Un autre responsable du CNT, Rami el-Obeidi, avait auparavant déclaré auTelegraph britannique que le convoi du « Guide » avait pu être localisé grâce à son numéro de téléphone satellitaire fourni aux services français par les renseignements du Syrien Bachar al-Assad, soucieux que la France le ménage alors qu’il menait sa propre répression. Mais Peter Bouckaert, qui se trouvait ce jour-là parmi les milices insurgées, assure que personne n’aurait pu s’y infiltrer, et Mansour Dhao a répété à plusieurs de ses interviewers : « Nous avions bien un téléphone satellitaire, mais on ne l’allumait pas, pour ne pas nous faire repérer par les Américains. »

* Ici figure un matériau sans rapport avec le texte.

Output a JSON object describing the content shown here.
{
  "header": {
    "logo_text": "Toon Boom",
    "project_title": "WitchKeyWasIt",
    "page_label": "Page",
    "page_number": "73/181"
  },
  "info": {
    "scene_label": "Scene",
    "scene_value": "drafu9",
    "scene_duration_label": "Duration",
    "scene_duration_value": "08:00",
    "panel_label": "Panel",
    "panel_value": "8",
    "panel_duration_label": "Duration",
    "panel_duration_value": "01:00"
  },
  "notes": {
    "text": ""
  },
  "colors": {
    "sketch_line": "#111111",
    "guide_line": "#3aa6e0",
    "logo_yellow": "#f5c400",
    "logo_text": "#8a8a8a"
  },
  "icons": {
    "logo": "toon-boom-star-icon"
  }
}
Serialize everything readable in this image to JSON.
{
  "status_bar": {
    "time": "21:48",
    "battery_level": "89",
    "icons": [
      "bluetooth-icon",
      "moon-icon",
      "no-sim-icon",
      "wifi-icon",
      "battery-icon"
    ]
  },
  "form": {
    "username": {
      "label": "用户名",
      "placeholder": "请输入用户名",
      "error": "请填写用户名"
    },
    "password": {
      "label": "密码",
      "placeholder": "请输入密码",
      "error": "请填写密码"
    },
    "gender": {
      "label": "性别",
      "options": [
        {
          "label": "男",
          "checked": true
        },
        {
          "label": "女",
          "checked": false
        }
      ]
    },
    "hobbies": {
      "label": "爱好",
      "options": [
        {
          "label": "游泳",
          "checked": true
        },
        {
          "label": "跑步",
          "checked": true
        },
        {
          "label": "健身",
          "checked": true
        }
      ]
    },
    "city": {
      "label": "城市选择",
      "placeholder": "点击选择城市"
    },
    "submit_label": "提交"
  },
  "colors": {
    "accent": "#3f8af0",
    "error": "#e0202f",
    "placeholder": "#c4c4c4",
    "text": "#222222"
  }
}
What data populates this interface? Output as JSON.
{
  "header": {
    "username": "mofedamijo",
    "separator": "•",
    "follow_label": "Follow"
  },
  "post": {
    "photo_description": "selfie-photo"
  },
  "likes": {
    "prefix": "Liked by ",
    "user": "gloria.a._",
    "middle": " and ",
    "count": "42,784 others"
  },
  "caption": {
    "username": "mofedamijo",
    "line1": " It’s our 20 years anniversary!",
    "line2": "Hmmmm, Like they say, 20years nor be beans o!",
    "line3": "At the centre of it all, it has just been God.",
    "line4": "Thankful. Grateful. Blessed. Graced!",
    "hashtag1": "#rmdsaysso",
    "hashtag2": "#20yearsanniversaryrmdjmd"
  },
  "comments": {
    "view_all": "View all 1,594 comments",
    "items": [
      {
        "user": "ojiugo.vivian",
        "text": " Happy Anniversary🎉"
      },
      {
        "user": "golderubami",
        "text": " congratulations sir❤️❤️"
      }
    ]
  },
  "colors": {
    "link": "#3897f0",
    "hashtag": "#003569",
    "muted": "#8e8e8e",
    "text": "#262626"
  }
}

Ne me tuez pas, mes enfants
Vers 15 heures, le 20 octobre 2011, les nouvelles autorités libyennes annoncent la mort du tyran. « Ne me tuez pas, mes enfants », a imploré celui qui s’est arrogé pendant quarante-deux ans le droit de vie et de mort sur tout un peuple , alors qu’il était extirpé de la buse où il s’était réfugié. Dans des vidéos confuses, on le voit couvert de sang, jeté au sol par une foule croissante de miliciens extatiques. Des mains lui arrachent des poignées de cheveux, des poings s’abattent sur sa tête tuméfiée… Tirs de joie : « Allah akbar ! Misrata ! »
On le relève, une paire de gifles claquent puis le prisonnier est hissé sur le capot d’un 4 x 4. Les images suivantes le montrent étendu dans l’entrepôt à viande de Misrata. Son torse nu et sa tête sont marbrés de sang séché, son visage déformé reste reconnaissable entre tous.
Dans un dernier film non authentifié se déroule une sorte de veillée funèbre autour de trois corps enveloppés d’un drap blanc et placés dans des cercueils : ceux de Kadhafi, de son fils Mouatassim et d’Abou Bakr Younès avant qu’ils soient livrés à l’immensité désertique.